Didier Cassan, membre de RIM, témoigne après sa visite du projet.

Découvertes dans la vallée d’Imlil…

Nous sommes quelques-uns de RIM à nous être récemment rendus dans la vallée d’Imlil : notre présidente, Wafa, Ali Benkirane, Touria Skalli  et Azelabab Aloui, tous deux bénévoles très
actifs au sein de RIM Maroc, ainsi que deux membres de l’équipe de RIM Maroc, Ghizlane Boulouart et Badiaa Khalid, et moi-même, groupe auquel s’étaient joints deux membres éminents de l’Association « Sur le chemin de l’école ».

De l’équipe RIM, j’étais le seul à venir pour la première fois dans la vallée d’Imlil. Qu’y ai-je vu ?

D’abord des enfants, ceux de la classe n° 23, cette classe que nous venions inaugurer toute belle avait en effet ouvert ses portes seulement huit jours auparavant, ceux de la classe n° 22 et ceux de la classe n° 1, qui a été ouverte il y a maintenant 10 ans. Dans toutes les classes, les enfants sont répartis en trois groupes d’une huitaine d’enfants, selon leur âge : 3, 4 ou 5 ans. L’éducatrice avisée peut ainsi dispenser un enseignement adapté selon les capacités et les enfants se montrent très attentifs. Là est le fruit de notre labeur collectif.

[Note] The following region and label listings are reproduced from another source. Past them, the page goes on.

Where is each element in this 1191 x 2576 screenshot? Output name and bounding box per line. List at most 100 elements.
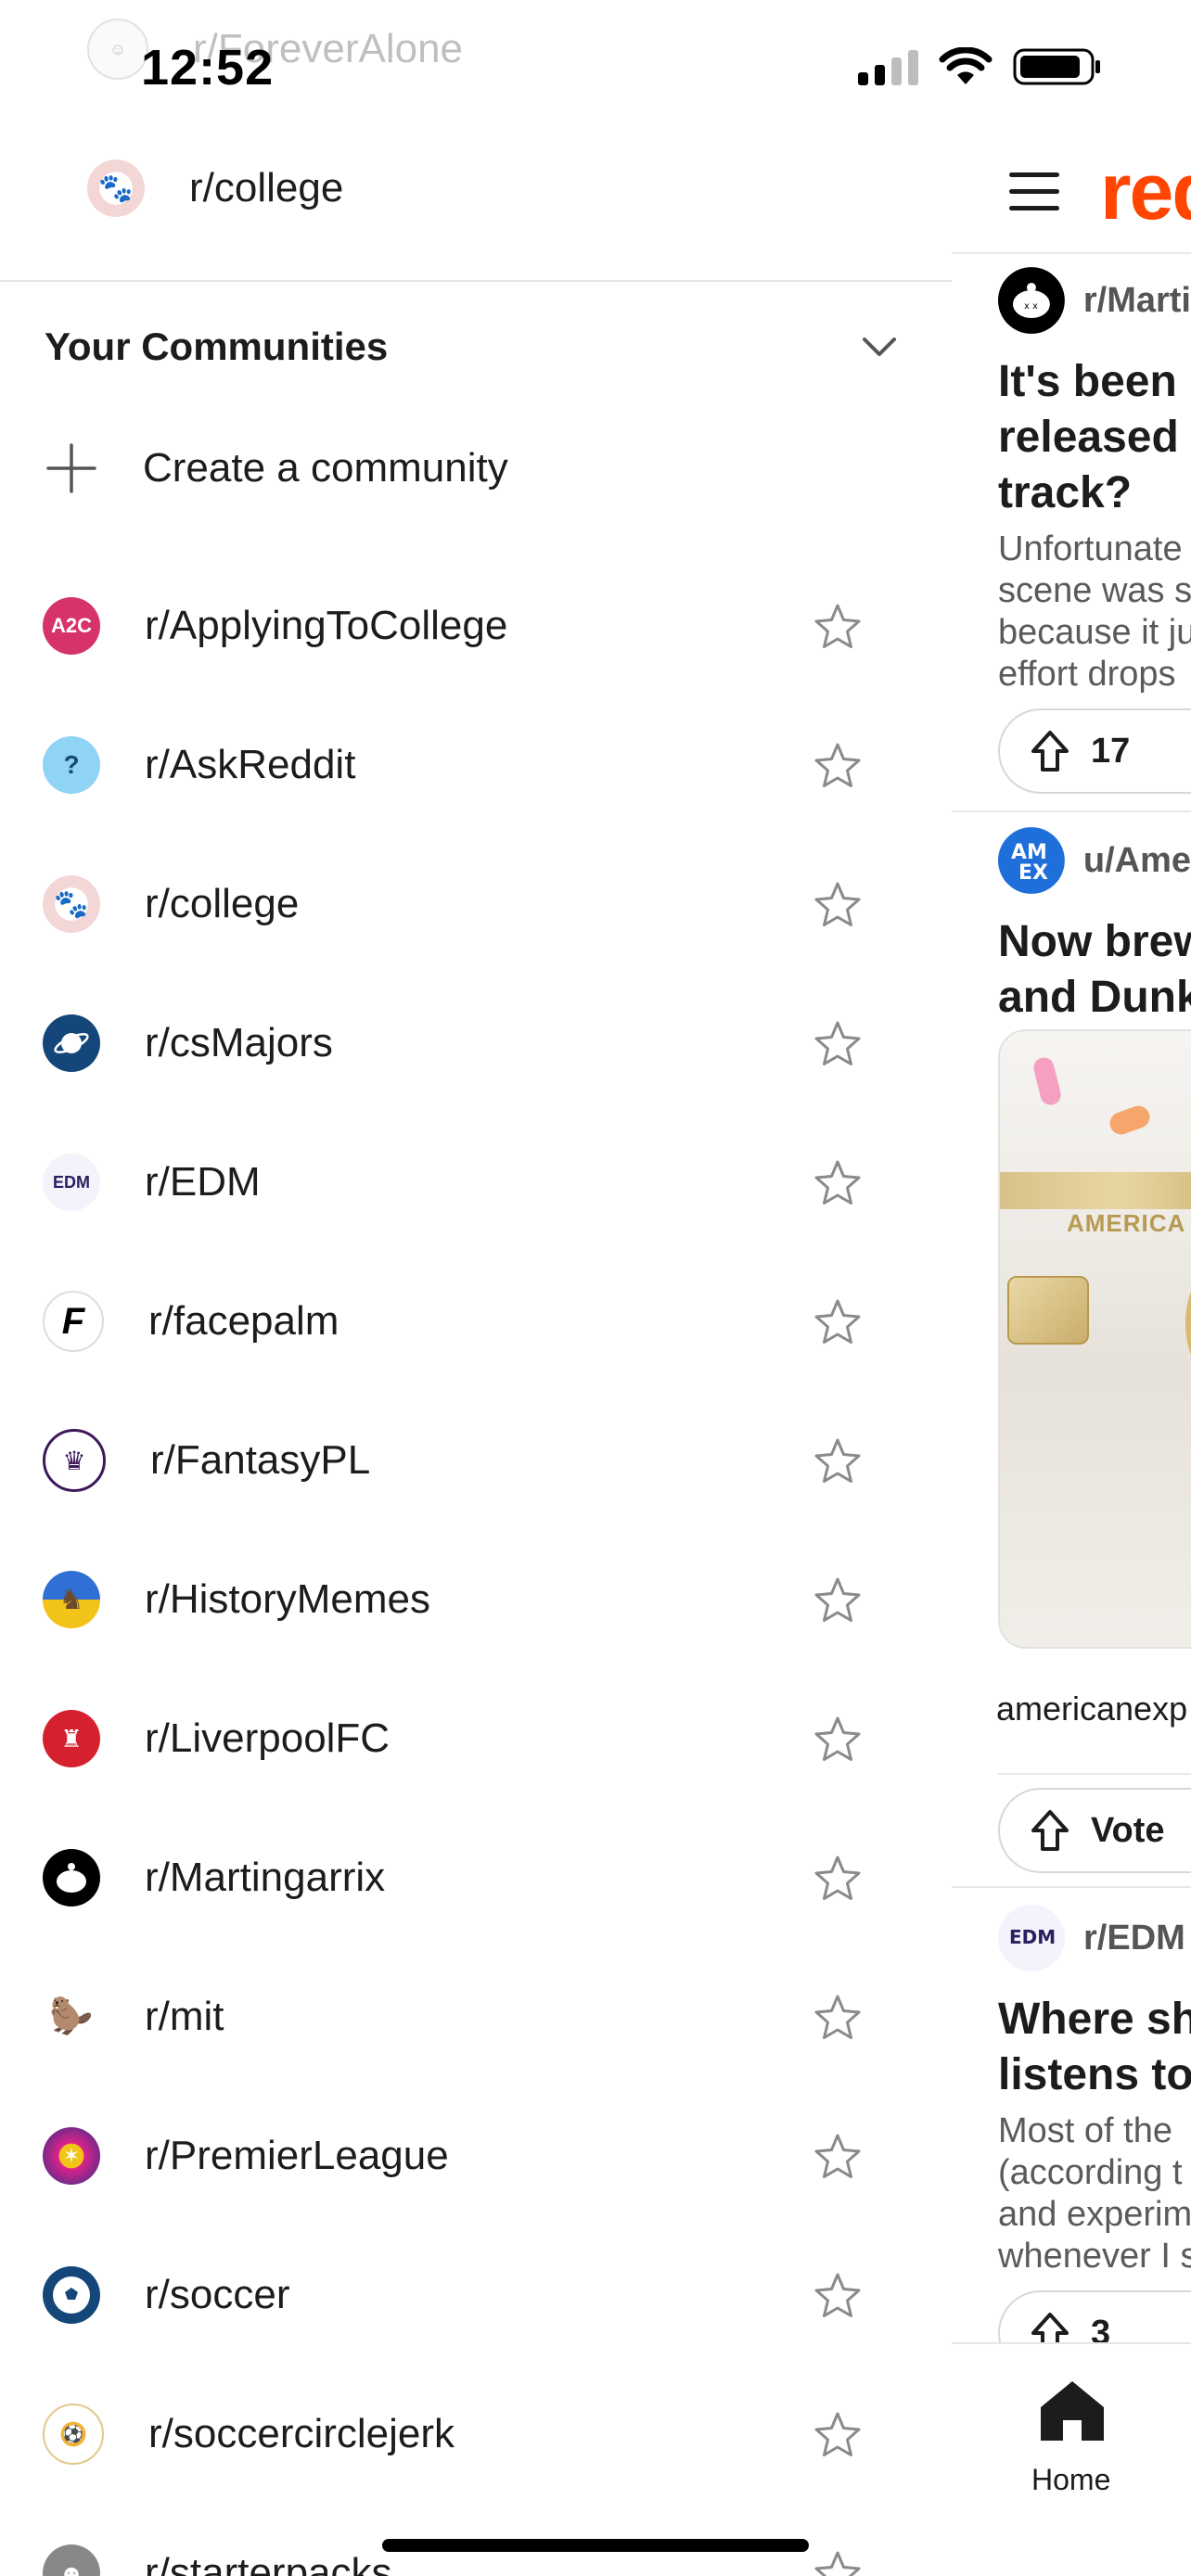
favorite-star-icon[interactable]: [813, 2132, 863, 2182]
community-item[interactable]: ⚽ r/soccercirclejerk: [0, 2365, 952, 2504]
bottom-nav: Home: [952, 2342, 1191, 2576]
post-author[interactable]: u/Ame: [1083, 841, 1191, 881]
mit-avatar-icon: 🦫: [43, 1988, 100, 2046]
community-item[interactable]: F r/facepalm: [0, 1252, 952, 1391]
vote-pill: Vote: [998, 1788, 1191, 1873]
post-body-line: and experim: [998, 2195, 1191, 2234]
soccer-avatar-icon: [43, 2266, 100, 2324]
create-community-label: Create a community: [143, 445, 508, 491]
community-item[interactable]: EDM r/EDM: [0, 1113, 952, 1252]
your-communities-header[interactable]: Your Communities: [45, 325, 898, 369]
historymemes-avatar-icon: ♞: [43, 1571, 100, 1628]
favorite-star-icon[interactable]: [813, 2549, 863, 2576]
ad-link-divider: [998, 1773, 1191, 1775]
ad-image[interactable]: AMERICA: [998, 1029, 1191, 1649]
home-icon[interactable]: [1037, 2378, 1108, 2444]
facepalm-avatar-icon: F: [43, 1291, 104, 1352]
community-item[interactable]: r/csMajors: [0, 974, 952, 1113]
community-item[interactable]: r/soccer: [0, 2225, 952, 2365]
community-item[interactable]: 🐾 r/college: [0, 835, 952, 974]
favorite-star-icon[interactable]: [813, 1436, 863, 1486]
chip-icon: [1007, 1276, 1089, 1345]
card-stripe: [1000, 1172, 1191, 1209]
post-body-line: Most of the: [998, 2111, 1172, 2150]
create-community-button[interactable]: Create a community: [45, 441, 508, 495]
favorite-star-icon[interactable]: [813, 2410, 863, 2460]
card-name-text: AMERICA: [1067, 1209, 1186, 1237]
communities-drawer: ☺ r/ForeverAlone 🐾 r/college Your Commun…: [0, 0, 952, 2576]
post-card[interactable]: x x r/Marti It's been released track? Un…: [952, 267, 1191, 794]
college-avatar-icon: 🐾: [43, 875, 100, 933]
post-title-line[interactable]: track?: [998, 465, 1191, 521]
community-item[interactable]: ♛ r/FantasyPL: [0, 1391, 952, 1530]
liverpoolfc-avatar-icon: ♜: [43, 1710, 100, 1767]
upvote-icon[interactable]: [1030, 1808, 1070, 1853]
home-feed: red x x r/Marti It's been released track…: [952, 0, 1191, 2576]
community-item[interactable]: ♜ r/LiverpoolFC: [0, 1669, 952, 1808]
premierleague-avatar-icon: ✶: [43, 2127, 100, 2185]
college-avatar-icon: 🐾: [87, 159, 145, 217]
favorite-star-icon[interactable]: [813, 1575, 863, 1626]
post-divider: [952, 1886, 1191, 1888]
community-item[interactable]: A2C r/ApplyingToCollege: [0, 556, 952, 695]
cellular-signal-icon: [858, 48, 918, 85]
post-title-line[interactable]: It's been: [998, 354, 1191, 410]
applyingtocollege-avatar-icon: A2C: [43, 597, 100, 655]
community-list: A2C r/ApplyingToCollege ? r/AskReddit 🐾 …: [0, 556, 952, 2576]
vote-count: 17: [1091, 731, 1131, 771]
menu-icon[interactable]: [1009, 172, 1059, 215]
favorite-star-icon[interactable]: [813, 2271, 863, 2321]
favorite-star-icon[interactable]: [813, 741, 863, 791]
favorite-star-icon[interactable]: [813, 1715, 863, 1765]
nav-home-label[interactable]: Home: [1031, 2463, 1110, 2497]
svg-text:EX: EX: [1018, 861, 1048, 885]
section-divider: [0, 280, 952, 282]
post-title-line[interactable]: listens to: [998, 2047, 1191, 2103]
ad-link[interactable]: americanexp: [996, 1690, 1187, 1728]
community-item[interactable]: ♞ r/HistoryMemes: [0, 1530, 952, 1669]
vote-label: Vote: [1091, 1810, 1165, 1850]
post-body-line: (according t: [998, 2153, 1183, 2192]
wifi-icon: [939, 47, 992, 84]
pink-candy-icon: [1031, 1055, 1063, 1107]
post-meta: AM EX u/Ame: [998, 827, 1191, 894]
post-title-line[interactable]: Now brew: [998, 914, 1191, 970]
reddit-logo: red: [1100, 147, 1191, 236]
post-body-line: whenever I s: [998, 2237, 1191, 2276]
promoted-post-card[interactable]: AM EX u/Ame Now brew and Dunk: [952, 827, 1191, 1026]
favorite-star-icon[interactable]: [813, 1019, 863, 1069]
post-subreddit[interactable]: r/EDM: [1083, 1919, 1185, 1958]
home-indicator: [382, 2539, 809, 2552]
upvote-icon[interactable]: [1030, 729, 1070, 773]
favorite-star-icon[interactable]: [813, 1297, 863, 1347]
post-body-line: scene was s: [998, 571, 1191, 610]
post-card[interactable]: EDM r/EDM Where sh listens to Most of th…: [952, 1905, 1191, 2376]
chevron-down-icon[interactable]: [861, 334, 898, 360]
svg-text:EDM: EDM: [1009, 1926, 1056, 1948]
favorite-star-icon[interactable]: [813, 1854, 863, 1904]
post-body-line: Unfortunate: [998, 529, 1183, 568]
community-item[interactable]: ✶ r/PremierLeague: [0, 2086, 952, 2225]
post-title-line[interactable]: and Dunk: [998, 970, 1191, 1026]
martingarrix-avatar-icon: x x: [998, 267, 1065, 334]
status-time: 12:52: [141, 40, 275, 96]
post-body-line: effort drops: [998, 655, 1176, 694]
post-subreddit[interactable]: r/Marti: [1083, 281, 1191, 321]
askreddit-avatar-icon: ?: [43, 736, 100, 794]
csmajors-avatar-icon: [43, 1014, 100, 1072]
post-title-line[interactable]: released: [998, 410, 1191, 465]
community-item[interactable]: r/Martingarrix: [0, 1808, 952, 1947]
post-title-line[interactable]: Where sh: [998, 1992, 1191, 2047]
community-item[interactable]: ? r/AskReddit: [0, 695, 952, 835]
battery-icon: [1013, 48, 1100, 85]
recent-community-row[interactable]: 🐾 r/college: [45, 159, 343, 217]
favorite-star-icon[interactable]: [813, 880, 863, 930]
favorite-star-icon[interactable]: [813, 602, 863, 652]
edm-avatar-icon: EDM: [998, 1905, 1065, 1971]
post-body-line: because it ju: [998, 613, 1191, 652]
favorite-star-icon[interactable]: [813, 1993, 863, 2043]
starterpacks-avatar-icon: ☻: [43, 2544, 100, 2576]
orange-candy-icon: [1107, 1103, 1153, 1138]
community-item[interactable]: 🦫 r/mit: [0, 1947, 952, 2086]
favorite-star-icon[interactable]: [813, 1158, 863, 1208]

Ensuite des parents, de simples villageois, manifestement heureux de la chance ainsi offerte à leurs enfants. Je me souviendrai longtemps de l’accueil chaleureux que nous avons reçu de ceux de Tamatert. C’était à la fois simple et beau, généreux et sincère. Merci à eux pour ce moment de partage.

Des responsables aussi : en premier lieu, le Président de la Commune d’Asni, lequel, conquis par les réalisations, a décidé séance tenante d’augmenter la part de la prise en charge du fonctionnement des classes de préscolaire de la vallée d’Imlil des deux mois actuels à trois mois, et même à quatre mois par an dès l’année prochaine ; des membres actifs d’associations locales, avec lesquels j’ai compris l’utilité de telles réunions.

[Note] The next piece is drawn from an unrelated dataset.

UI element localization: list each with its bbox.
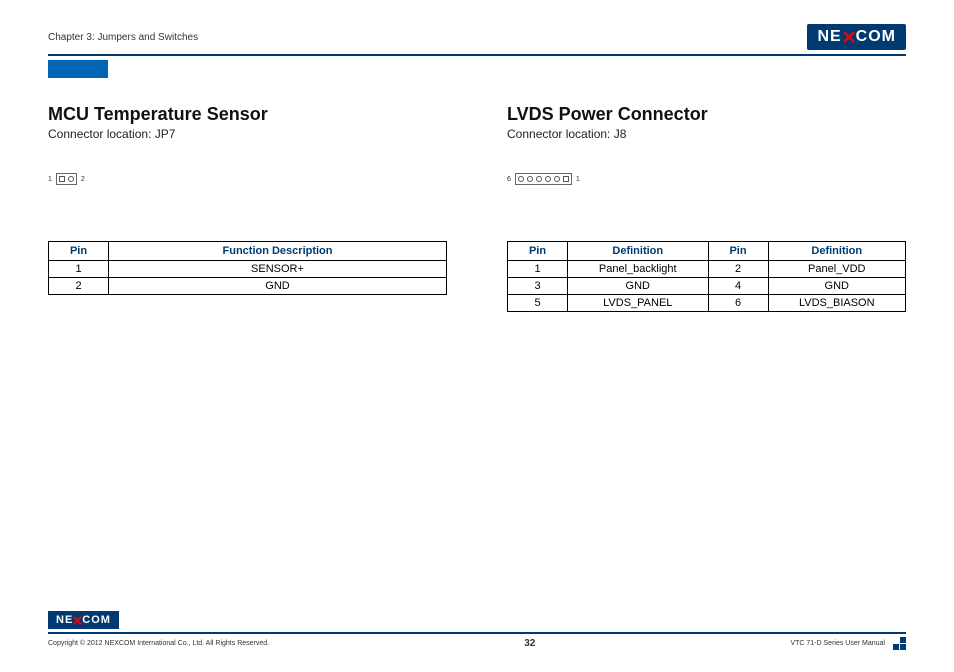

Et puis à Imlil, nous avons visité le foyer de jeunes filles dont RIM assure le financement de son fonctionnement. Le foyer est manifestement bien tenu. Parmi les 20 résidentes habituelles, seules deux étaient encore présentes ce samedi après-midi. Nous étions en retard sur le programme annoncé et les 18 autres, qui nous avaient attendus pendant toute la matinée, étaient parties comme chaque semaine avec leurs familles pour revenir pour les cours du lundi matin. Qu’à cela ne tienne, l’une des deux collégiennes a lu en arabe le message que Zahira Badi, qui connaît bien le foyer pour y avoir résidé, avait rédigé à leur intention. J’ai eu moi-même le plaisir de lire ce texte en français. Un très beau texte en vérité, à la fois dense et encourageant, réaliste et volontaire, mobilisateur comme j’ai rarement vu de la part d’une personne âgée d’un peu moins de vingt ans. Il ne serait pas surprenant que son auteur ait un de ces beaux destins qui dépassent de loin celui d’un simple individu.

Enfin à Marrakech, nous avons rencontré le responsable du Mandarin Oriental et son équipe. Belle entente. Un partenariat devrait se mettre en place avec des solutions porteuses. Imlil et sa vallée ne sont qu’à une soixantaine de kilomètres. A suivre.